Indeed, over the last few months, I’ve found myself reading for pleasure in a way that I haven’t in a very long time. I chronicled my healing process of relearning to read for pleasure as an English major, but this was different. Something had shifted and my heavy spirit felt lifted. Over the years, I’ve written about how rereading favorite books has helped tone down my anxiety, and in the thick of the pandemic in 2020, I asked when I would stop defining myself by how many books I’ve read. It would turn out that the answer, dear reader, was when I finally went on anxiety medication.

I spent the better part of the last seven years as an English major, which requires a certain level of fast reading and analysis that merely functions on a “if you know, you know” type of mentality; but that period of my life was more so defined by my mostly uphill battle with an anxiety disorder that was never formally diagnosed. Last year marked five years that I’ve been in regular psychotherapy, but until the pandemic the only significant condition that my psychologist ever mentioned to me was high-functioning anxiety — which can be hard to pinpoint or diagnose since we often power through when are actually falling apart. Great! It was only last fall, when a year and a half of crisis mode had rendered my mental health completely uninhabitable, forcing me to visit my university’s health clinic and receive medication for generalized anxiety disorder.

You might be wondering, what does anxiety have to do with the way one reads? I surely can’t speak for everyone, but since reading is such a large part of my life and was the thing I was studying and being tested on for over half a decade, it became a coping mechanism in the most unhealthiest of ways. When it comes down to it all, most of us have never received proper education on our mental health, and it leads to most of us not knowing how to take proper care of ourselves.

Thus, we self-soothe. And since my coping mechanism of reading was not considered dangerous to myself or others, such as alcohol or substance abuse, it was seldom seen as a red flag. If anything, I forced it on myself, making myself read books compulsively to fill the void. If I was reading, I wouldn’t have to sit alone with myself. If I was reading, I wouldn’t have to confront anything. But then came the version of life that would become a recurring theme in the year 2020 to present, where sitting alone with oneself is not necessarily something we can opt out of.
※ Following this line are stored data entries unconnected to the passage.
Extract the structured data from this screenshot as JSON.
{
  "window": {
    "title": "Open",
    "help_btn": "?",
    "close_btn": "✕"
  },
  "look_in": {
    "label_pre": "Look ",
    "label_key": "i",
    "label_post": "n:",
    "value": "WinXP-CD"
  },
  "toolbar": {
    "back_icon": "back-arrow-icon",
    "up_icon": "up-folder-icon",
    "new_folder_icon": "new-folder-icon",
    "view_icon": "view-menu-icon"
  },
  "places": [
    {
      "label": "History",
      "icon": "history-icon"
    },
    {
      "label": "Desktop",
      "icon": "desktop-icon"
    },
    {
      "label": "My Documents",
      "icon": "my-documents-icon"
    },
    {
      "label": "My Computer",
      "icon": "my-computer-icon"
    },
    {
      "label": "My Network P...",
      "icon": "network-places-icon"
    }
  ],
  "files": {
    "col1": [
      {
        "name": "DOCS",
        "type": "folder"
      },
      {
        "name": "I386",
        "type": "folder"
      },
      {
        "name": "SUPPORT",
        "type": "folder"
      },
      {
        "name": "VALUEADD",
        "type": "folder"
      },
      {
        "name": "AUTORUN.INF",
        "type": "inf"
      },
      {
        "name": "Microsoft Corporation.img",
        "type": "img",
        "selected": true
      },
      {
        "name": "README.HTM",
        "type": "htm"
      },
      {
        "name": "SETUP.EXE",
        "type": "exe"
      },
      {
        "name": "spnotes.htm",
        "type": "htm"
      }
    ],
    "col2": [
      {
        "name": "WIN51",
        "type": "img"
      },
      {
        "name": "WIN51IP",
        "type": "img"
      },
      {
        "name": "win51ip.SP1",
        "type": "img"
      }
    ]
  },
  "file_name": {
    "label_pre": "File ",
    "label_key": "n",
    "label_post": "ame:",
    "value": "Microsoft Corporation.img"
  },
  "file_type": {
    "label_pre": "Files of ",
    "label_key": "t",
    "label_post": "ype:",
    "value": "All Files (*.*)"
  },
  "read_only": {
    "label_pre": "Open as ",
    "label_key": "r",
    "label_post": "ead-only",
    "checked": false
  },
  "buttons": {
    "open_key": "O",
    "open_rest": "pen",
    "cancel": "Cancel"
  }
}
Suffice to say that being forced to go long periods of time without regular access to the library — the place where most of my aforementioned self-soothing would take place, forcing myself to finish an unrealistically big pile of books as fast as possible just to feel something — not only forced me to finally begin sitting alone with myself, but slowly but surely begin to return to a previous mode of being. One where I didn’t care how long it took me to finish a book as long as I was enjoying it. One where I started buying more books again and reading them right away, as opposed to adding them to a looming TBR pile. One where I became one of those people who needs to read at least one chapter of their book before bed at night just to help clear their head.

By the time my anxiety had started to be medicated, I started feeling this way more and more — to the point where I almost didn’t even recognize the way I used to read. I asked myself again and again, what’s changed? What was different was so stupidly simple, but I didn’t even realize. It was like I had simply gone back to the way I’d read in high school and as a kid, when I didn’t task books with filling this immense, unexplainable black hole within me. I read what I read when I read, and it felt like forever since exactly that had been just enough.

It’s like what Cady Heron says at the end of Mean Girls: “All the drama from last year just wasn’t important anymore.” For once, it feels like I can just read books and not feel obligated to make them a personality or a compulsive coping mechanism that was clearly never working. It took me a long time to get there, but I had to learn for myself that there’s no shame in seeking out mental health medication. I just wish I had gotten there sooner — since if someone had told me that it would not only improve my quality of life but also that of my reading life, I might have sought it out quicker. As Katherine Heigl once put it, “You can do a lot of inner soul work, but I’m a big fan of Zoloft.”